Since the past half century, active devices represented by integrated semiconductors and active or passive devices based on various functional ceramic materials have profoundly changed human society. As the basic materials which are widely used in distributed intelligent sensors, energy suppling or transformation systems, and precisely micro-nano actuators, piezoelectric ceramics and their application technology play a key role in both the civil and defense fields.
However, due to the intrinsic 6mm point group symmetry, in the piezoelectric strain matrix of natural piezoelectric ceramics (represent the ability of piezoelectric materials to convert electric field into strain output; third-order tensor; with 18 matrix elements, namely, strain coefficient dij), there are only five non-zero matrix elements. For many years, almost all researches have always focused on how to synthesize new materials and how to improve the values of five existing piezoelectric coefficients; although some scholars have begun to realize the existence of individual non-zero piezoelectric coefficient matrix elements, there is lack of a basic theoretical and systematic study. Therefore, in the fundamental theory of piezoelectricity, every important progress is very tough, which has limited further designs and development of piezoelectric devices.
Novel electromechanical metamaterial design can create overall 18 nonzero piezoelectric coefficients
Recently, in the form of Research Article-Physical Sciences, Science Advances, a journal of Science group, reported on the unique research exploration and the important advances in this field by Prof. Shuxiang Dong’s research group in the College of Engineering at Peking University. The title of the thesis is: Designing electromechanical metamaterial with full nonzero piezoelectric coefficients (DOI: 10.1126/sciadv.aax1782).
Different from the traditional chemical method of doping-modification to improve piezoelectric performance, inspired by the symmetry principle in condensed matter physics, the research work introduced the design idea of ordered functional structures in metamaterials to piezoelectric ceramic design.
Through delicately topological and geometrical design, the novel electromechanical metamaterials obtained apparently quasi-broken symmetry instead of the intrinsic 6mm symmetry of naturally occurring piezoelectric ceramics, and for the first time all non-zero 18 piezoelectric strain coefficient elements are created. Moreover, some elements have shown enhanced piezoelectric values by an order of magnitude compared with the natural piezoelectric coefficients.
This progress breaks the traditional knowledge that the piezoelectric ceramic material has only five non-zero piezoelectric coefficients dij in the past 70 years, which bring a brand-new design idea to the future development of piezoelectric devices.
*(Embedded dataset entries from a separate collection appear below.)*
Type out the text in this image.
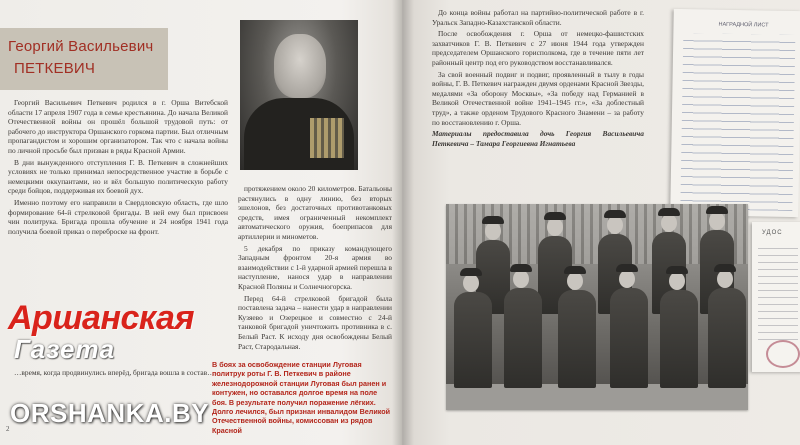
Георгий Васильевич
ПЕТКЕВИЧ

Георгий Васильевич Петкевич родился в г. Орша Витебской области 17 апреля 1907 года в семье крестьянина. До начала Великой Отечественной войны он прошёл большой трудовой путь: от рабочего до инструктора Оршанского горкома партии. Был отличным пропагандистом и хорошим организатором. Так что с начала войны по личной просьбе был призван в ряды Красной Армии.

В дни вынужденного отступления Г. В. Петкевич в сложнейших условиях не только принимал непосредственное участие в борьбе с немецкими оккупантами, но и вёл большую политическую работу среди бойцов, поддерживая их боевой дух.

Именно поэтому его направили в Свердловскую область, где шло формирование 64-й стрелковой бригады. В ней ему был присвоен чин политрука. Бригада прошла обучение и 24 ноября 1941 года получила боевой приказ о переброске на фронт.

…время, когда продвинулись вперёд, бригада вошла в состав…

протяжением около 20 километров. Батальоны растянулись в одну линию, без вторых эшелонов, без достаточных противотанковых средств, имея ограниченный некомплект автоматического оружия, боеприпасов для артиллерии и минометов.

5 декабря по приказу командующего Западным фронтом 20-я армия во взаимодействии с 1-й ударной армией перешла в наступление, нанося удар в направлении Красной Поляны и Солнечногорска.

Перед 64-й стрелковой бригадой была поставлена задача – нанести удар в направлении Кузяево и Озерецкое и совместно с 24-й танковой бригадой уничтожить противника в с. Белый Раст. К исходу дня освобождены Белый Раст, Стародальная.

В боях за освобождение станции Луговая политрук роты Г. В. Петкевич в районе железнодорожной станции Луговая был ранен и контужен, но оставался долгое время на поле боя. В результате получил поражение лёгких. Долго лечился, был признан инвалидом Великой Отечественной войны, комиссован из рядов Красной

До конца войны работал на партийно-политической работе в г. Уральск Западно-Казахстанской области.

После освобождения г. Орша от немецко-фашистских захватчиков Г. В. Петкевич с 27 июня 1944 года утвержден председателем Оршанского горисполкома, где в течение пяти лет районный центр под его руководством восстанавливался.

За свой военный подвиг и подвиг, проявленный в тылу в годы войны, Г. В. Петкевич награжден двумя орденами Красной Звезды, медалями «За оборону Москвы», «За победу над Германией в Великой Отечественной войне 1941–1945 гг.», «За доблестный труд», а также орденом Трудового Красного Знамени – за работу по восстановлению г. Орша.

Материалы предоставила дочь Георгия Васильевича Петкевича – Тамара Георгиевна Игнатьева

НАГРАДНОЙ ЛИСТ
УДОС
Аршанская
Газета
ORSHANKA.BY
2
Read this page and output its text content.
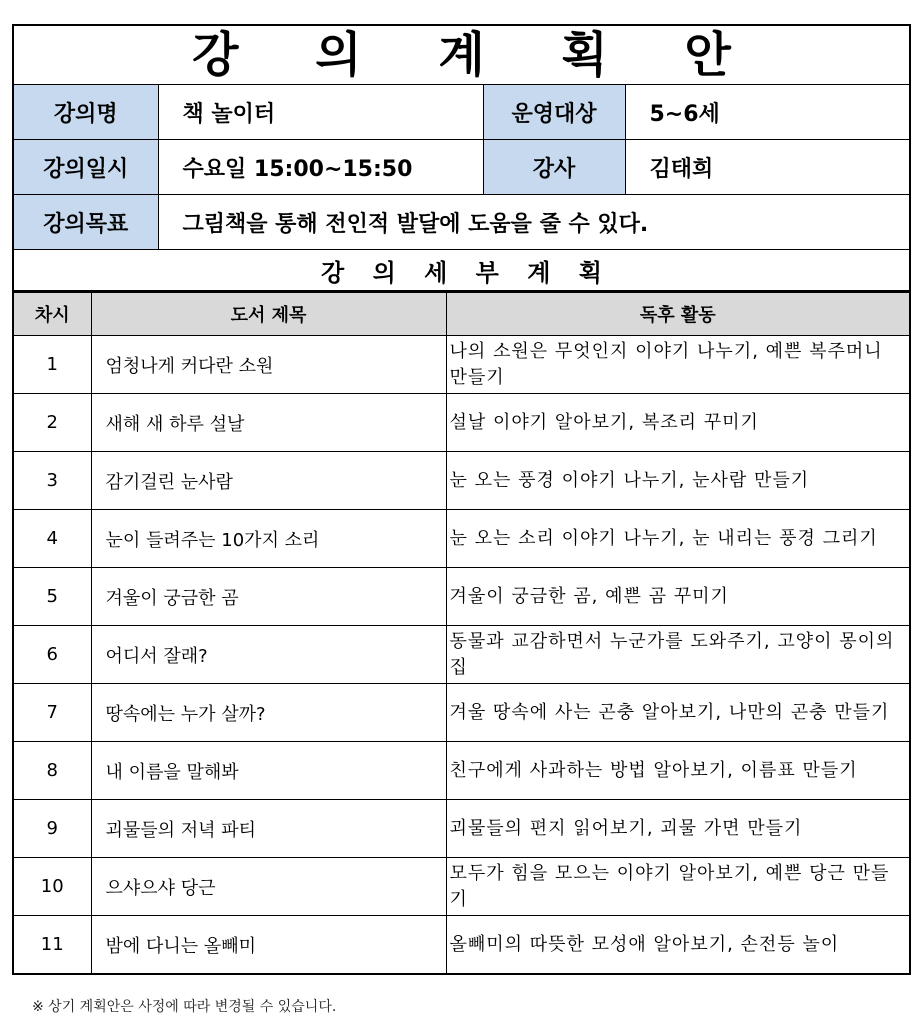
강 의 계 획 안			
강의명	책 놀이터	운영대상	5~6세
강의일시	수요일 15:00~15:50	강사	김태희
강의목표	그림책을 통해 전인적 발달에 도움을 줄 수 있다.		
강 의 세 부 계 획			
차시	도서 제목	독후 활동
1	엄청나게 커다란 소원	나의 소원은 무엇인지 이야기 나누기, 예쁜 복주머니 만들기
2	새해 새 하루 설날	설날 이야기 알아보기, 복조리 꾸미기
3	감기걸린 눈사람	눈 오는 풍경 이야기 나누기, 눈사람 만들기
4	눈이 들려주는 10가지 소리	눈 오는 소리 이야기 나누기, 눈 내리는 풍경 그리기
5	겨울이 궁금한 곰	겨울이 궁금한 곰, 예쁜 곰 꾸미기
6	어디서 잘래?	동물과 교감하면서 누군가를 도와주기, 고양이 몽이의 집
7	땅속에는 누가 살까?	겨울 땅속에 사는 곤충 알아보기, 나만의 곤충 만들기
8	내 이름을 말해봐	친구에게 사과하는 방법 알아보기, 이름표 만들기
9	괴물들의 저녁 파티	괴물들의 편지 읽어보기, 괴물 가면 만들기
10	으샤으샤 당근	모두가 힘을 모으는 이야기 알아보기, 예쁜 당근 만들기
11	밤에 다니는 올빼미	올빼미의 따뜻한 모성애 알아보기, 손전등 놀이
※ 상기 계획안은 사정에 따라 변경될 수 있습니다.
This work was evaluated by reviewers as "will have a significant impact on various piezoelectric technologies". The broken symmetry, an extensive mechanism in physics, leads to many charming phenomena such as antiferromagnetism and superconductivity. Usually, novel broken symmetry is pretty tough to controllably build in the atomic level or micro-level, while the results demonstrate that some equivalent effects may be architected through macroscopic metamaterial design to obtain unnatural parameters and counterintuitive properties. The design principle should be inspirational to create unnatural apparent properties of other multiphysics coupling metamaterials.
Based on quasi-symmetry breaking of 6mm point group, novel electromechanical metamaterial design can create overall 18 nonzero piezoelectric coefficients
The first author of the paper is Jikun Yang, a 2016-grade Ph.D. candidate in College of Engineering, Peking University. Professor Shuxiang Dong is the only corresponding author. Professor Xiaohui Wang and Academician Ji Zhou of Tsinghua University participated in the research of this subject; Academician Longtu Li of Tsinghua University advised the work. The research was funded by the National Natural Science Foundation of China (51772005, 51132001), and supported by Beijing Key Laboratory for Magnetoelectric Materials and Devices (BKL-MEMD).